Just in case you didn;t know how, to resize an image click on image, select image size, and change width or height to resize the whole thing.
Okay, here's some advice for still lifing. The first thing you have to do is find the perspective of the scene. I don't know if your familiar with perspective, but in case you're not
here's a helpful book on it by Andrew Loomis. (All his books would be great for someone trying to learn the basics) The way your mug looks the horizon line is above the cup. That placement would shift the circles of the mug into shapes called ellipses, which are what you have there. But the thing is with that perspective the bottom ellipse would be closer to being a circle and the top would be skinnier. You've got that reversed, the bottom seems slimmer than the top.

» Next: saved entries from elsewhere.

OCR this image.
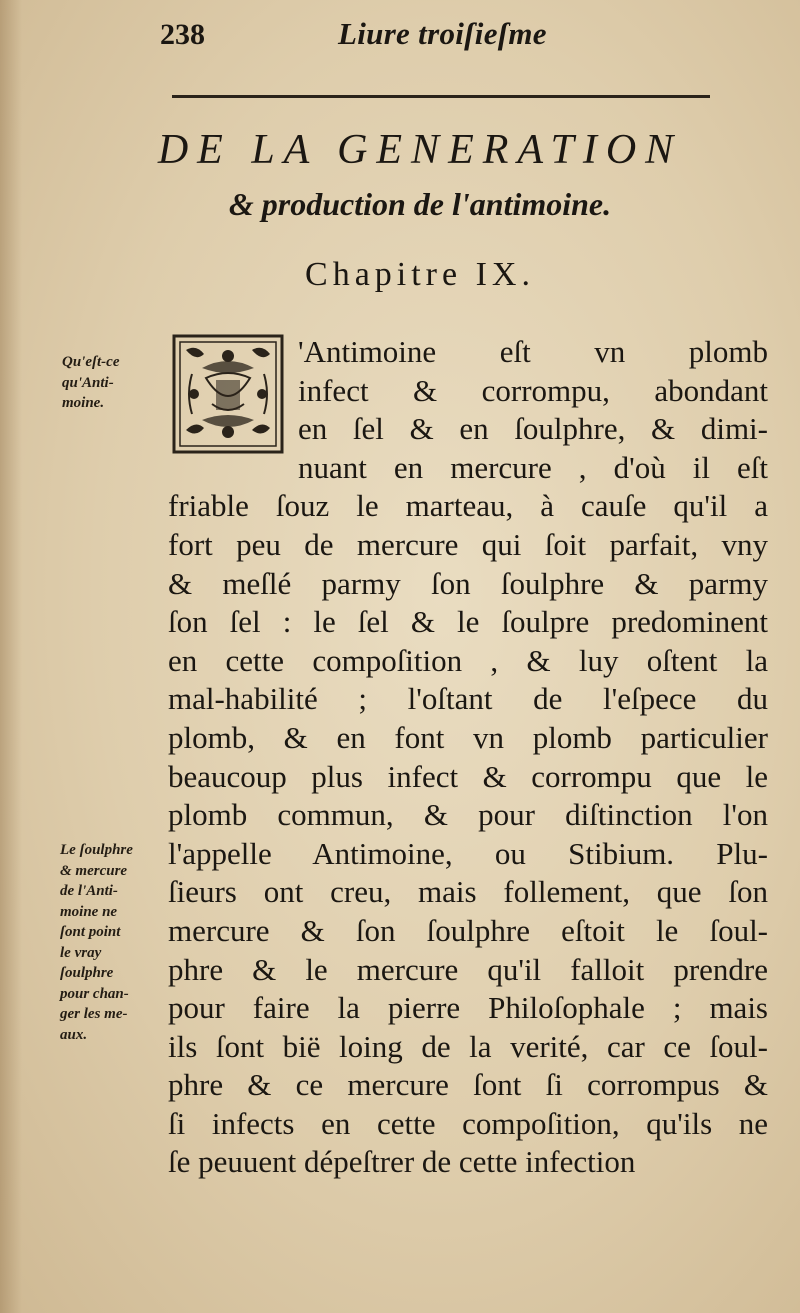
238	Liure troiſieſme
DE LA GENERATION
& production de l'antimoine.
Chapitre IX.
Qu'eſt-ce
qu'Anti-
moine.
Le ſoulphre
& mercure
de l'Anti-
moine ne
ſont point
le vray
ſoulphre
pour chan-
ger les me-
aux.
'Antimoine eſt vn plomb
infect & corrompu, abondant
en ſel & en ſoulphre, & dimi-
nuant en mercure , d'où il eſt
friable ſouz le marteau, à cauſe qu'il a
fort peu de mercure qui ſoit parfait, vny
& meſlé parmy ſon ſoulphre & parmy
ſon ſel : le ſel & le ſoulpre predominent
en cette compoſition , & luy oſtent la
mal-habilité ; l'oſtant de l'eſpece du
plomb, & en font vn plomb particulier
beaucoup plus infect & corrompu que le
plomb commun, & pour diſtinction l'on
l'appelle Antimoine, ou Stibium. Plu-
ſieurs ont creu, mais follement, que ſon
mercure & ſon ſoulphre eſtoit le ſoul-
phre & le mercure qu'il falloit prendre
pour faire la pierre Philoſophale ; mais
ils ſont bië loing de la verité, car ce ſoul-
phre & ce mercure ſont ſi corrompus &
ſi infects en cette compoſition, qu'ils ne
ſe peuuent dépeſtrer de cette infection
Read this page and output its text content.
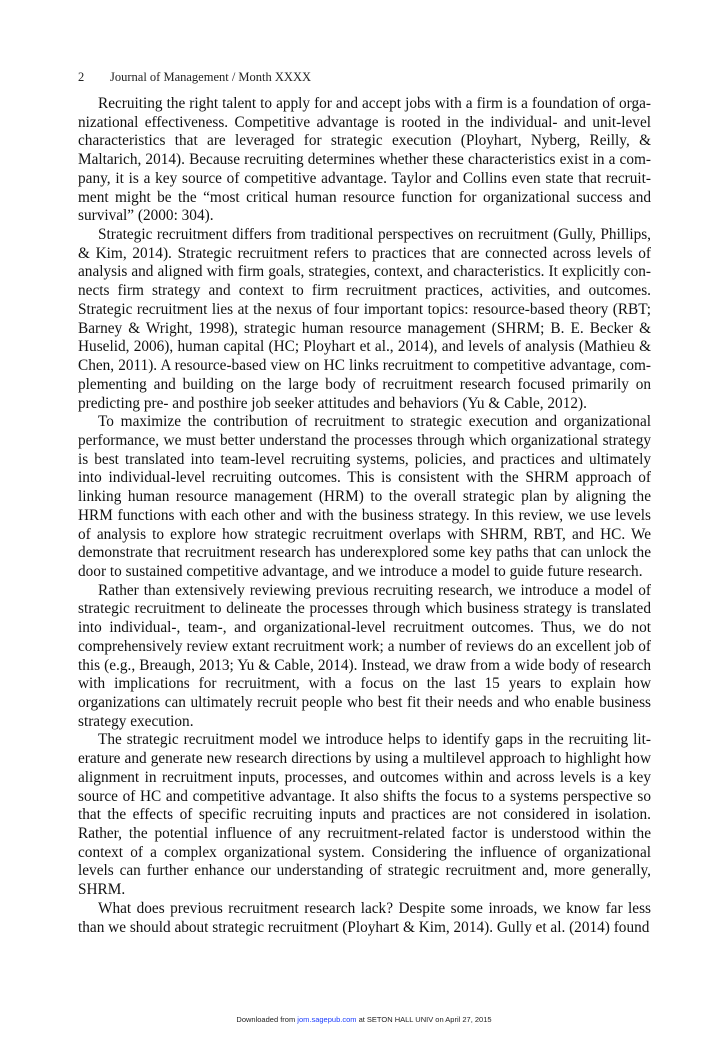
2 Journal of Management / Month XXXX

Recruiting the right talent to apply for and accept jobs with a firm is a foundation of organizational effectiveness. Competitive advantage is rooted in the individual- and unit-level characteristics that are leveraged for strategic execution (Ployhart, Nyberg, Reilly, & Maltarich, 2014). Because recruiting determines whether these characteristics exist in a company, it is a key source of competitive advantage. Taylor and Collins even state that recruitment might be the “most critical human resource function for organizational success and survival” (2000: 304).

Strategic recruitment differs from traditional perspectives on recruitment (Gully, Phillips, & Kim, 2014). Strategic recruitment refers to practices that are connected across levels of analysis and aligned with firm goals, strategies, context, and characteristics. It explicitly connects firm strategy and context to firm recruitment practices, activities, and outcomes. Strategic recruitment lies at the nexus of four important topics: resource-based theory (RBT; Barney & Wright, 1998), strategic human resource management (SHRM; B. E. Becker & Huselid, 2006), human capital (HC; Ployhart et al., 2014), and levels of analysis (Mathieu & Chen, 2011). A resource-based view on HC links recruitment to competitive advantage, complementing and building on the large body of recruitment research focused primarily on predicting pre- and posthire job seeker attitudes and behaviors (Yu & Cable, 2012).

To maximize the contribution of recruitment to strategic execution and organizational performance, we must better understand the processes through which organizational strategy is best translated into team-level recruiting systems, policies, and practices and ultimately into individual-level recruiting outcomes. This is consistent with the SHRM approach of linking human resource management (HRM) to the overall strategic plan by aligning the HRM functions with each other and with the business strategy. In this review, we use levels of analysis to explore how strategic recruitment overlaps with SHRM, RBT, and HC. We demonstrate that recruitment research has underexplored some key paths that can unlock the door to sustained competitive advantage, and we introduce a model to guide future research.

Rather than extensively reviewing previous recruiting research, we introduce a model of strategic recruitment to delineate the processes through which business strategy is translated into individual-, team-, and organizational-level recruitment outcomes. Thus, we do not comprehensively review extant recruitment work; a number of reviews do an excellent job of this (e.g., Breaugh, 2013; Yu & Cable, 2014). Instead, we draw from a wide body of research with implications for recruitment, with a focus on the last 15 years to explain how organizations can ultimately recruit people who best fit their needs and who enable business strategy execution.

The strategic recruitment model we introduce helps to identify gaps in the recruiting literature and generate new research directions by using a multilevel approach to highlight how alignment in recruitment inputs, processes, and outcomes within and across levels is a key source of HC and competitive advantage. It also shifts the focus to a systems perspective so that the effects of specific recruiting inputs and practices are not considered in isolation. Rather, the potential influence of any recruitment-related factor is understood within the context of a complex organizational system. Considering the influence of organizational levels can further enhance our understanding of strategic recruitment and, more generally, SHRM.

What does previous recruitment research lack? Despite some inroads, we know far less than we should about strategic recruitment (Ployhart & Kim, 2014). Gully et al. (2014) found

Downloaded from jom.sagepub.com at SETON HALL UNIV on April 27, 2015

That helps you draw it accurately, painting's different. You need to see the different tones and simplify them. Tones on an object can be 6 different things: highlight, light, half tone, core shadow, reflected light, and cast shadow. You should understand the tones and not just put them on your canvas. The more you understand about these 6 elements, the better you'll be able to paint and exaggerate things. You actually did a pretty good job with this, and the reflected lights are nice. Try using a bigger brush than you think you need. that will force you to make bigger, simpler shapes. you can't get lost in little details or everything will look messed up. Go for the big ideas first, details and highlights are last.
Another huge thing is edge control, making an edge of something any degree of hard to completely blended in with another shape. In your mug the edges are pretty much the same all around, blurry and seemingly uncontrolled.
this would be the essential link for edges.
Okay, I think that's all, hope it helps. It's great that you've started going here so young, keep working at it and you'll be awesome.